Welche Partei brauchen ArbeitnehmerInnen und Jugendliche heute?

Referat gehalten auf den Sozialismustagen der SLP am 1.4.2006 im Rahmen der Debatte „Welche Partei brauchen ArbeitnehmerInnen und Jugendliche heute?“ mit Sascha Stanicic, Mitglied der WASG-Berlin, Bundessprecher der SAV, Werner Murgg, Abgeordneter zum ste
Sonja Grusch

Am 4. April 2005 – also vor fast exakt einem Jahr – kam es zur Spaltung von FPÖ und BZÖ. Viele haben damals das Ende der FPÖ und der rechtsextremen Gefahr prognostiziert. Wir haben gewarnt und erklärt, dass die rechtsextreme Gefahr nicht gebannt ist und die FPÖ selbst dadurch noch weiter nach rechts gehen wird. Wir haben – leider – recht behalten. Bei den Wiener Gemeinderatswahlen im Oktober 2005 erhielt die FPÖ fast 15% und bei den kommenden Nationalratswahlen ist ein Ergebnis jenseits der 10% nicht ausgeschlossen – und das unter einer noch weiter nach rechts gerichteten Führung und einem widerlich rassistischen Kurs. Die FPÖ kann sich als Opposition aufspielen, weil es keine relevante linke Kraft gibt. Auf dieser Basis kann sie von der jetzigen ÖGB-Krise profitieren und bei den kommenden Nationalratswahlen Proteststimmen sammeln.
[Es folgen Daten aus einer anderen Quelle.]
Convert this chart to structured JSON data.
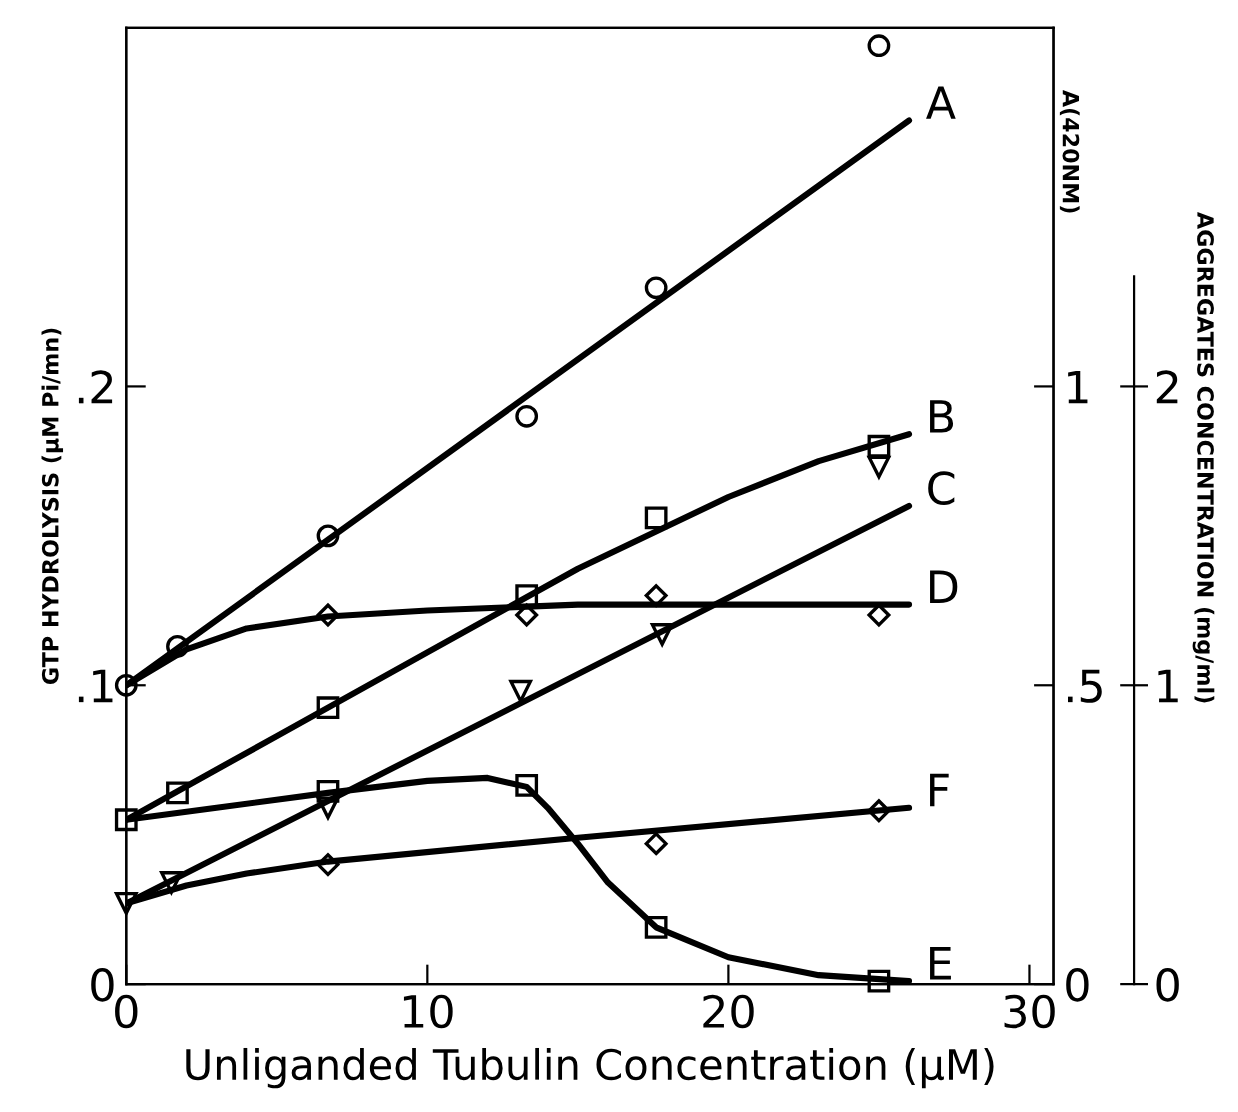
{
  "chart_data": {
    "type": "line",
    "xlabel": "Unliganded Tubulin Concentration (μM)",
    "ylabel": "GTP HYDROLYSIS (μM Pi/mn)",
    "y2label": "A(420NM)",
    "y3label": "AGGREGATES CONCENTRATION (mg/ml)",
    "xlim": [
      0,
      30.8
    ],
    "xticks": [
      0,
      10,
      20,
      30
    ],
    "ylim": [
      0,
      0.32
    ],
    "yticks": [
      0,
      {
        "value": 0.1,
        "label": ".1"
      },
      {
        "value": 0.2,
        "label": ".2"
      }
    ],
    "y2lim": [
      0,
      1.6
    ],
    "y2ticks": [
      0,
      {
        "value": 0.5,
        "label": ".5"
      },
      1
    ],
    "y3lim": [
      0,
      3.2
    ],
    "y3ticks": [
      0,
      1,
      2
    ],
    "grid": false,
    "legend": false,
    "series": [
      {
        "name": "A",
        "type": "line",
        "color": "#000000",
        "x": [
          0,
          26
        ],
        "values": [
          0.1,
          0.289
        ]
      },
      {
        "name": "B",
        "type": "line",
        "color": "#000000",
        "x": [
          0,
          5,
          10,
          15,
          20,
          23,
          26
        ],
        "values": [
          0.055,
          0.083,
          0.111,
          0.139,
          0.163,
          0.175,
          0.184
        ]
      },
      {
        "name": "C",
        "type": "line",
        "color": "#000000",
        "x": [
          0,
          26
        ],
        "values": [
          0.027,
          0.16
        ]
      },
      {
        "name": "D",
        "type": "line",
        "color": "#000000",
        "x": [
          0,
          2,
          4,
          6.7,
          10,
          15,
          26
        ],
        "values": [
          0.1,
          0.112,
          0.119,
          0.123,
          0.125,
          0.127,
          0.127
        ]
      },
      {
        "name": "F",
        "type": "line",
        "color": "#000000",
        "x": [
          0,
          2,
          4,
          6.7,
          15,
          26
        ],
        "values": [
          0.027,
          0.033,
          0.037,
          0.041,
          0.049,
          0.059
        ]
      },
      {
        "name": "E",
        "type": "line",
        "color": "#000000",
        "x": [
          0,
          3,
          6.7,
          10,
          12,
          13.3,
          14,
          15,
          16,
          17.6,
          20,
          23,
          26
        ],
        "values": [
          0.055,
          0.059,
          0.064,
          0.068,
          0.069,
          0.066,
          0.059,
          0.047,
          0.034,
          0.019,
          0.009,
          0.003,
          0.001
        ]
      },
      {
        "type": "scatter",
        "marker": "circle",
        "color": "#000000",
        "x": [
          0,
          1.7,
          6.7,
          13.3,
          17.6,
          25
        ],
        "values": [
          0.1,
          0.113,
          0.15,
          0.19,
          0.233,
          0.314
        ]
      },
      {
        "type": "scatter",
        "marker": "square",
        "color": "#000000",
        "x": [
          0,
          1.7,
          6.7,
          13.3,
          17.6,
          25
        ],
        "values": [
          0.055,
          0.064,
          0.0925,
          0.13,
          0.156,
          0.18
        ]
      },
      {
        "type": "scatter",
        "marker": "triangle",
        "color": "#000000",
        "x": [
          0,
          1.5,
          6.7,
          13.1,
          17.8,
          25
        ],
        "values": [
          0.027,
          0.034,
          0.059,
          0.098,
          0.117,
          0.173
        ]
      },
      {
        "type": "scatter",
        "marker": "diamond",
        "color": "#000000",
        "x": [
          6.7,
          13.3,
          17.6,
          25
        ],
        "values": [
          0.1235,
          0.1235,
          0.13,
          0.1235
        ]
      },
      {
        "type": "scatter",
        "marker": "diamond",
        "color": "#000000",
        "x": [
          6.7,
          17.6,
          25
        ],
        "values": [
          0.04,
          0.047,
          0.058
        ]
      },
      {
        "type": "scatter",
        "marker": "square",
        "color": "#000000",
        "x": [
          6.7,
          13.3,
          17.6,
          25
        ],
        "values": [
          0.0645,
          0.0665,
          0.019,
          0.001
        ]
      }
    ]
  }
}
Die Ursache liegt darin, dass es keine linke Alternative gibt!

Die SPÖ wird diese „linke Alternative“ nicht sein – Gusenbauer hat klar gemacht, dass er (mit Ausnahme der Studiengebühren) nicht für einen wesentlich anderen Kurs steht. Das ist z.B. bei der Frage der Postprivatisierung deutlich geworden, wo die SPÖ nicht gegen die Privatisierung ist.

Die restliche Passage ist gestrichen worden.